To resolve, we need to add the word joinder in front of the % symbol. (Example 3)

However, this is not the only case. This happens to many other characters also liked $,?,!, etc.
Some need the word joinder in front, some need the word joiner behind.
This brings extra time to proof-read the braille content.

Is there any setting/option to cancel this break function?
Please advise.
Thank you.

Best Regards,
Sharon

ajlittoz · January 24, 2025, 10:45am

Please OS name, exact LO version and save format.

Which character is exactly “no-width optional break”? Tell its Unicode encoding if it is not an internal technical formatting mark.

I experimented with Insert>Formatting Mark>Zero-width Space and it gives the expected result.

If you know the encoding for your “delimiter”, you can replace it with U+200B ZERO WIDTH SPACE.

The Text Flow properties of your paragraph style may also play a role in your behaviour. Best thing to do is to attach a 1-page max. sample file for analysis.

Kusb_Pooh · January 27, 2025, 2:46am

Hello,

My OS is Windows 10 Professional (64-bit).
LO version is 7.3.4.2 (x64).
Save format is odt file.
Please find the attached Adding_WJ.odt for sample file.

Our delimiter is \u200b, the no-width optional break.
In the sample file, those words in Bold are cases that we need to add word joiner(\u2060).

I have prepared 2 paragraphs. One with word joiner and the other one without.
An extra red “1” is added at the start of each paragraph to illustrate that the % character breaks into the following line wrongly if without word joiner.

Per our example, other characters liked $, ? and ! need adding the word joiner also.
Some need the word joinder in front, some need the word joiner behind.
This brings extra time to proof-read a 100-page braille content.

Is there any other setting/option to prevent a specific character from breaking into the following line wrongly?
Please advise.
Thank you.

Adding_WJ.odt (18.5 KB)

ajlittoz · January 27, 2025, 10:29am

OK, I now understand the issue though I could not find information on the encoding.

I wonder if Writer is the right tool to do it. AFAIK Braille rendering uses a monospaced font. Then maximum number of glyphs in a line is constant and known. I don’t think you will ever request variants like bold, italic, font size change, … Therefore, added value of Writer is very limited unless you also have non-Braille text in the same document.

Inside Writer, the problem arises from the definition of a word. Since you encode through ASCII characters, the common “Western” definition of a word is used. A word is made of alphanumeric characters. A “boundary” is implicitly defined at both ends of such sequences, e.g. between c and ?, w and %, § and a, … However there is no boundary between 1 and m.

A text editor is an easier tool because it assumes nothing about file contents but you have to manage yourself end of line.
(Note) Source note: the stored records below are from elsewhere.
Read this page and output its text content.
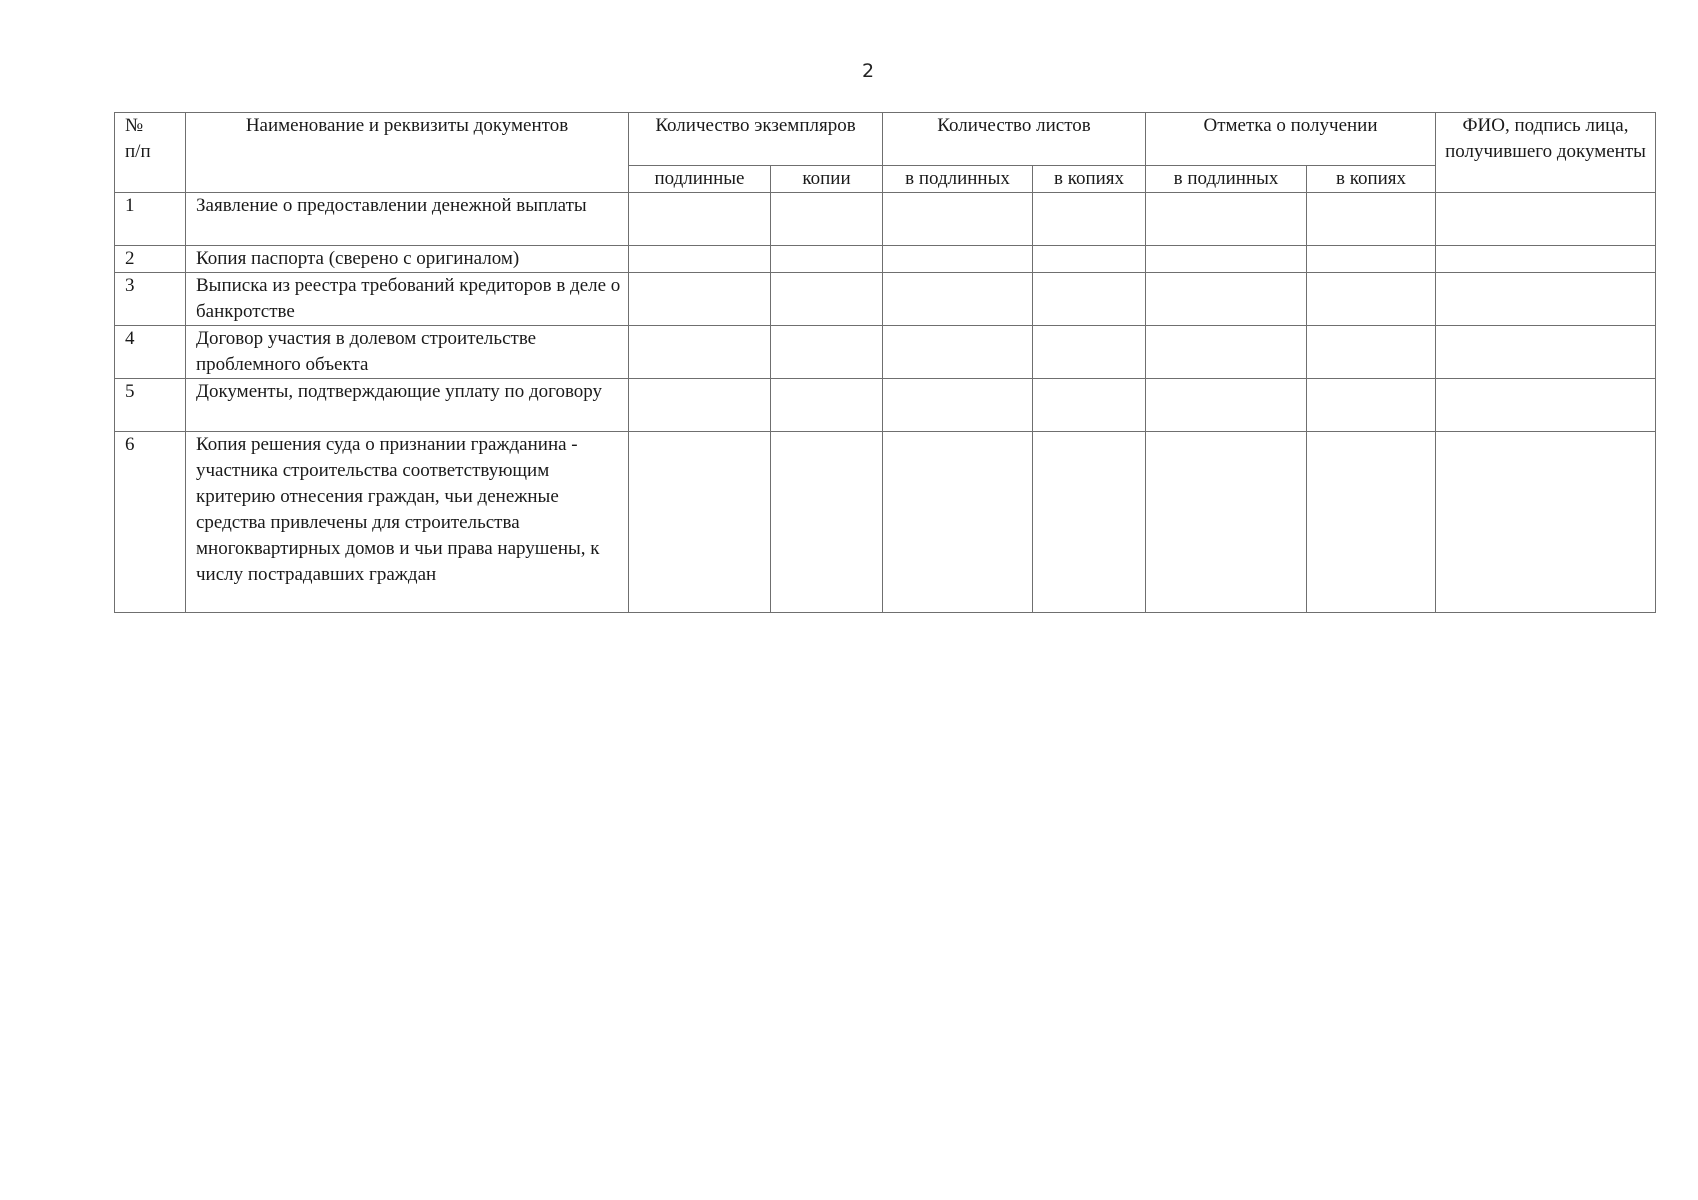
2
№
п/п	Наименование и реквизиты документов	Количество экземпляров		Количество листов		Отметка о получении		ФИО, подпись лица, получившего документы
		подлинные	копии	в подлинных	в копиях	в подлинных	в копиях	
1	Заявление о предоставлении денежной выплаты							
2	Копия паспорта (сверено с оригиналом)							
3	Выписка из реестра требований кредиторов в деле о банкротстве							
4	Договор участия в долевом строительстве проблемного объекта							
5	Документы, подтверждающие уплату по договору							
6	Копия решения суда о признании гражданина - участника строительства соответствующим критерию отнесения граждан, чьи денежные средства привлечены для строительства многоквартирных домов и чьи права нарушены, к числу пострадавших граждан							
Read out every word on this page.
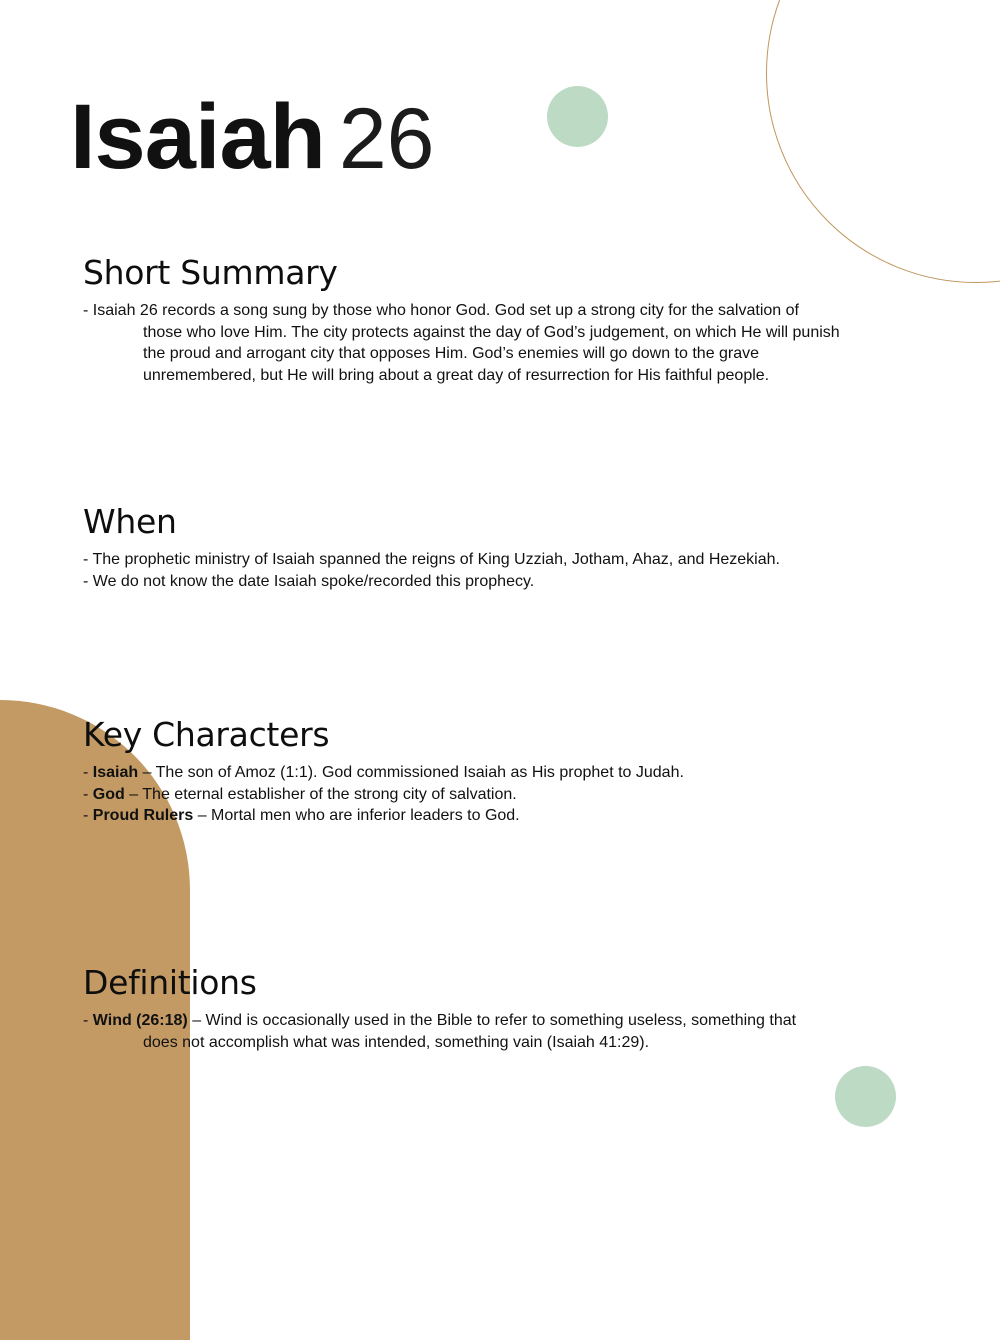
Isaiah 26
Short Summary
- Isaiah 26 records a song sung by those who honor God. God set up a strong city for the salvation of
those who love Him. The city protects against the day of God’s judgement, on which He will punish
the proud and arrogant city that opposes Him. God’s enemies will go down to the grave
unremembered, but He will bring about a great day of resurrection for His faithful people.
When
- The prophetic ministry of Isaiah spanned the reigns of King Uzziah, Jotham, Ahaz, and Hezekiah.
- We do not know the date Isaiah spoke/recorded this prophecy.
Key Characters
- Isaiah – The son of Amoz (1:1). God commissioned Isaiah as His prophet to Judah.
- God – The eternal establisher of the strong city of salvation.
- Proud Rulers – Mortal men who are inferior leaders to God.
Definitions
- Wind (26:18) – Wind is occasionally used in the Bible to refer to something useless, something that
does not accomplish what was intended, something vain (Isaiah 41:29).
If you want to keep on using Writer (perhaps because you have other ordinary text), mimic what a text editor would do. Apply a dedicated paragraph style to your Braille encoding (you already have one and I suppose the font has been temporarily set to Courier New to enter your text). This style request a monospaced font (already done). Manage yourself the end of line: this requires less work than adding word joiners everywhere.
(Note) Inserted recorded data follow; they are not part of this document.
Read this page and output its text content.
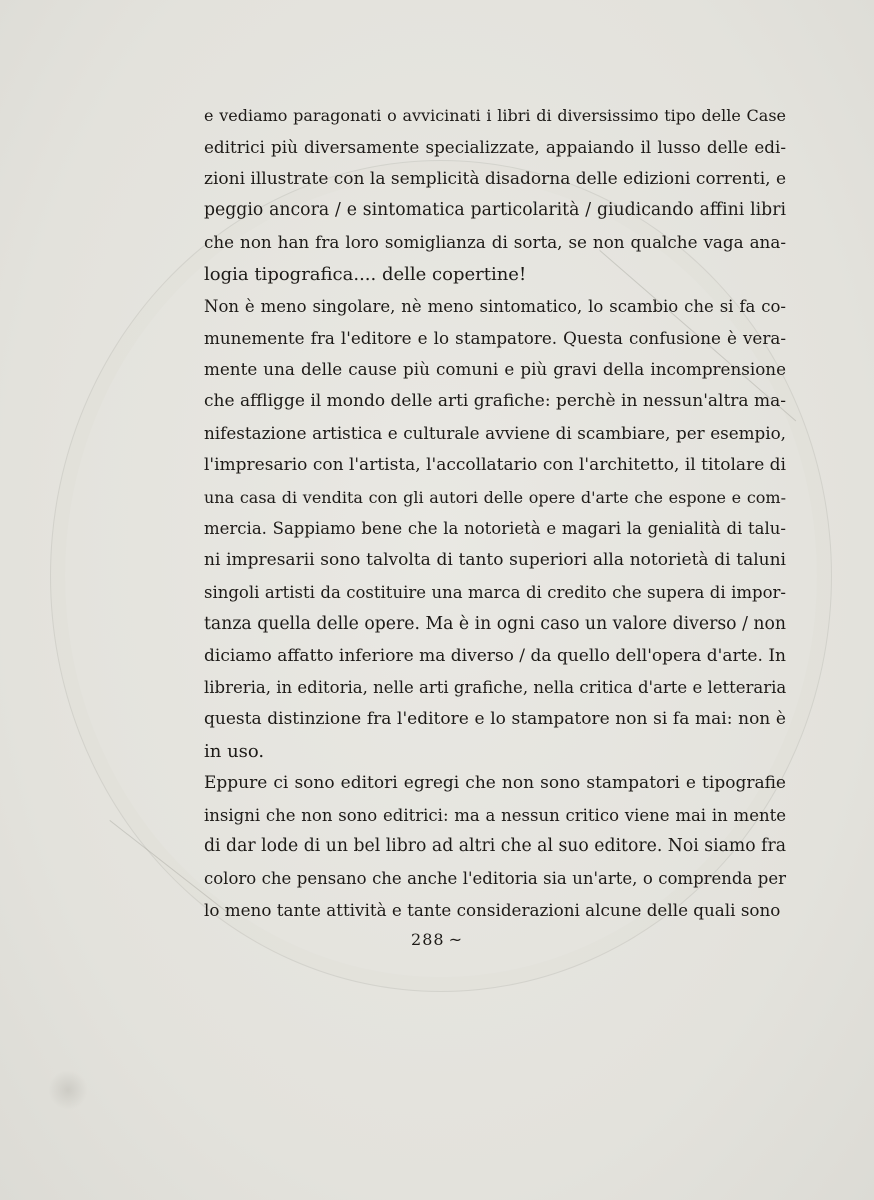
e vediamo paragonati o avvicinati i libri di diversissimo tipo delle Case
editrici più diversamente specializzate, appaiando il lusso delle edi-
zioni illustrate con la semplicità disadorna delle edizioni correnti, e
peggio ancora / e sintomatica particolarità / giudicando affini libri
che non han fra loro somiglianza di sorta, se non qualche vaga ana-
logia tipografica.... delle copertine!
Non è meno singolare, nè meno sintomatico, lo scambio che si fa co-
munemente fra l'editore e lo stampatore. Questa confusione è vera-
mente una delle cause più comuni e più gravi della incomprensione
che affligge il mondo delle arti grafiche: perchè in nessun'altra ma-
nifestazione artistica e culturale avviene di scambiare, per esempio,
l'impresario con l'artista, l'accollatario con l'architetto, il titolare di
una casa di vendita con gli autori delle opere d'arte che espone e com-
mercia. Sappiamo bene che la notorietà e magari la genialità di talu-
ni impresarii sono talvolta di tanto superiori alla notorietà di taluni
singoli artisti da costituire una marca di credito che supera di impor-
tanza quella delle opere. Ma è in ogni caso un valore diverso / non
diciamo affatto inferiore ma diverso / da quello dell'opera d'arte. In
libreria, in editoria, nelle arti grafiche, nella critica d'arte e letteraria
questa distinzione fra l'editore e lo stampatore non si fa mai: non è
in uso.
Eppure ci sono editori egregi che non sono stampatori e tipografie
insigni che non sono editrici: ma a nessun critico viene mai in mente
di dar lode di un bel libro ad altri che al suo editore. Noi siamo fra
coloro che pensano che anche l'editoria sia un'arte, o comprenda per
lo meno tante attività e tante considerazioni alcune delle quali sono
288 ~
The “end of line” can be a line break Ctrl+Enter to keep the logic of paragraphs or a paragraph break Enter if you don’t mind having “paragraphs” not making sense from a significance or sentence point of view.
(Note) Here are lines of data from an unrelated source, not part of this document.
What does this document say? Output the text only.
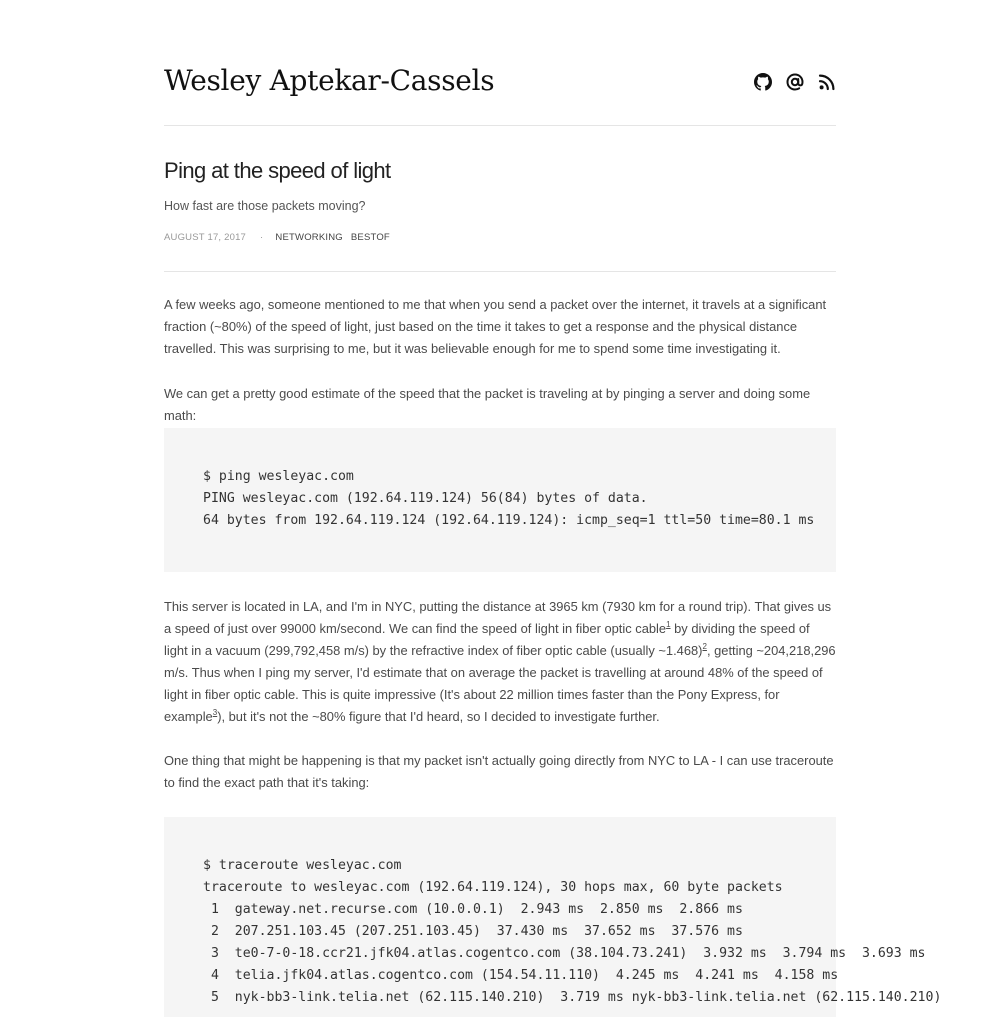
Wesley Aptekar-Cassels
Ping at the speed of light

How fast are those packets moving?

AUGUST 17, 2017 · NETWORKING BESTOF

A few weeks ago, someone mentioned to me that when you send a packet over the internet, it travels at a significant fraction (~80%) of the speed of light, just based on the time it takes to get a response and the physical distance travelled. This was surprising to me, but it was believable enough for me to spend some time investigating it.

We can get a pretty good estimate of the speed that the packet is traveling at by pinging a server and doing some math:

$ ping wesleyac.com
PING wesleyac.com (192.64.119.124) 56(84) bytes of data.
64 bytes from 192.64.119.124 (192.64.119.124): icmp_seq=1 ttl=50 time=80.1 ms

This server is located in LA, and I'm in NYC, putting the distance at 3965 km (7930 km for a round trip). That gives us a speed of just over 99000 km/second. We can find the speed of light in fiber optic cable$^1$ by dividing the speed of light in a vacuum (299,792,458 m/s) by the refractive index of fiber optic cable (usually ~1.468)$^2$, getting ~204,218,296 m/s. Thus when I ping my server, I'd estimate that on average the packet is travelling at around 48% of the speed of light in fiber optic cable. This is quite impressive (It's about 22 million times faster than the Pony Express, for example$^3$), but it's not the ~80% figure that I'd heard, so I decided to investigate further.

One thing that might be happening is that my packet isn't actually going directly from NYC to LA - I can use traceroute to find the exact path that it's taking:

$ traceroute wesleyac.com
traceroute to wesleyac.com (192.64.119.124), 30 hops max, 60 byte packets
1  gateway.net.recurse.com (10.0.0.1)  2.943 ms  2.850 ms  2.866 ms
2  207.251.103.45 (207.251.103.45)  37.430 ms  37.652 ms  37.576 ms
3  te0-7-0-18.ccr21.jfk04.atlas.cogentco.com (38.104.73.241)  3.932 ms  3.794 ms  3.693 ms
4  telia.jfk04.atlas.cogentco.com (154.54.11.110)  4.245 ms  4.241 ms  4.158 ms
5  nyk-bb3-link.telia.net (62.115.140.210)  3.719 ms nyk-bb3-link.telia.net (62.115.140.210)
You didn't tell how your ASCII encoding was created. I suspect it is an automated process based on an obsolete standard (which maps Braille glyphs to Braille ASCII). This mapping is creating the problem because ASCII characters is associated primarily with English and implies the aforementioned definition of a *word*. Unicode has a dedicated Braill block U+2800 to U+28FF out of which the first 64 positions contain the same patterns as Braille ASCII **but in different order** (so that you can't simply offset your present encoding).
If you could review your present generator to remap the encoding, this could probably eliminate a part of the problem (but I feel you still need to handle yourself line wrap).